The Department of Veterans Affairs has since been treating Lewis for the post-traumatic stress disorder that the Navy psychiatrist had declared a fiction. He has suffered from depression and attempted suicide several times. “Sexual assault just really takes a rip at the core of a human being, male or female,” he said. “Why would I want to continue [living] when there’s no justice to be had?”
Lewis’ experience sounds both recognizable and unfamiliar. His description of a system that ignored claims and blamed victims is sadly common. Military commanders assert that times have changed; Lewis begs to differ.

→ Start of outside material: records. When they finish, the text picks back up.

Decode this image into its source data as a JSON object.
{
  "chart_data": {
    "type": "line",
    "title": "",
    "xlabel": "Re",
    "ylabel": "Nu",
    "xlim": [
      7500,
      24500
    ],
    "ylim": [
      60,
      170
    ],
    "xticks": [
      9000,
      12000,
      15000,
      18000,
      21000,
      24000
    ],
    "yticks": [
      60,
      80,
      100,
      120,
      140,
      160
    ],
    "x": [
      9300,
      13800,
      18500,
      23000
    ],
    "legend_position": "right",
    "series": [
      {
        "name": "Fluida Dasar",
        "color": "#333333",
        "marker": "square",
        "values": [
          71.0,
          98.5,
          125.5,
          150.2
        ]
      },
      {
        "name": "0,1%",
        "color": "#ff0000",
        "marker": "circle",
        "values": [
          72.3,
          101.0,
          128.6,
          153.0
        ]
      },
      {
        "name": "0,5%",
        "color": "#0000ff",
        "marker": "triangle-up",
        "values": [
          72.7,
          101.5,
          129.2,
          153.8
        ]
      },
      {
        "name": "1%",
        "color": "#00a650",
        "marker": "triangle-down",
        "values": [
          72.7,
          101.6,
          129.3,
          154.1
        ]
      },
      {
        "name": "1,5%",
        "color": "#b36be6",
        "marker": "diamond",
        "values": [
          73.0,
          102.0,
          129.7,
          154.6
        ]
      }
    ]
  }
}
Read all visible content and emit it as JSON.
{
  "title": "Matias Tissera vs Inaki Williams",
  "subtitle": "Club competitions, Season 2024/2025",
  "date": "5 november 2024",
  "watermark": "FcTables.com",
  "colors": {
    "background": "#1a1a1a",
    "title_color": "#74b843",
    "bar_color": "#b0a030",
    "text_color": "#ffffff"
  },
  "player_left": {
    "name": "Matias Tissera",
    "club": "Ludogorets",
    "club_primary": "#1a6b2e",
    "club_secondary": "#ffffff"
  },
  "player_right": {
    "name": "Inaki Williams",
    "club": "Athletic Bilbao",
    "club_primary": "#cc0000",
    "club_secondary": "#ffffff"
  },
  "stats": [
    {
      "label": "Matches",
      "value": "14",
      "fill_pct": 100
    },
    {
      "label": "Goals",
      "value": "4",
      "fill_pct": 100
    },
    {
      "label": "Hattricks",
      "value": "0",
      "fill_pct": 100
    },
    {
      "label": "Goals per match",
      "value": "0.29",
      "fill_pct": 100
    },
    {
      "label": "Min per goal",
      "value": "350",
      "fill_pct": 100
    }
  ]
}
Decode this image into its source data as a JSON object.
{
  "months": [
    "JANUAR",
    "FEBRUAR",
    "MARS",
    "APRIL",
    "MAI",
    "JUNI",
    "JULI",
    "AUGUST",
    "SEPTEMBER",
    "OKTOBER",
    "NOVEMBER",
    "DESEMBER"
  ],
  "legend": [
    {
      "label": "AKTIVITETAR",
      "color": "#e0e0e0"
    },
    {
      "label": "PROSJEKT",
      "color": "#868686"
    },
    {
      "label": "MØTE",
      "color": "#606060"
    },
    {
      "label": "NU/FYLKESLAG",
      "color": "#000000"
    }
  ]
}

“We’ve heard the same tired refrain of zero tolerance” for years, he said. Commanders, arguing against proposals such as that by Sen. Kirsten Gillibrand, D-N.Y., to take such cases out of the chain of command, insist it would compromise their authority. Still, Lewis notes, “26,000 victims per year is not good military order and discipline.”
But his is also the hidden face of the problem of sexual assault in the military. Women are more likely than men to be the victims in such cases. But in sheer numbers, more military men than women are targets of assault, mostly by other men.
“One of the big differences is the sense of public shame and scorn,” said Lewis. “There’s this perception that men aren’t to be violated this way and it makes it very difficult for men to come forward and break that social taboo.”
In March, Lewis became the first male victim to testify before Congress about military sexual assault; he used his testimony to thank his partner. “Being homosexual has nothing to do with sexual assault,” Lewis said. “Sexual assault is . . . a crime about power and control. It’s not a crime based on sexual orientation.”
But Lewis’s sexuality, at a time when don’t ask, don’t tell was the law, made his situation even more difficult. “I was put in a terrible position,” he said. “I was told that this is homosexual contact.”
He has earned a bachelor’s degree, is on the brink of a master’s in paralegal studies, and is applying to law school, intending to advocate for veterans.
“I don’t get much of a choice,” Lewis said of his decision to go public. “If I don’t talk about it, if men in general don’t talk about it, we’re not going to get the help that we need.”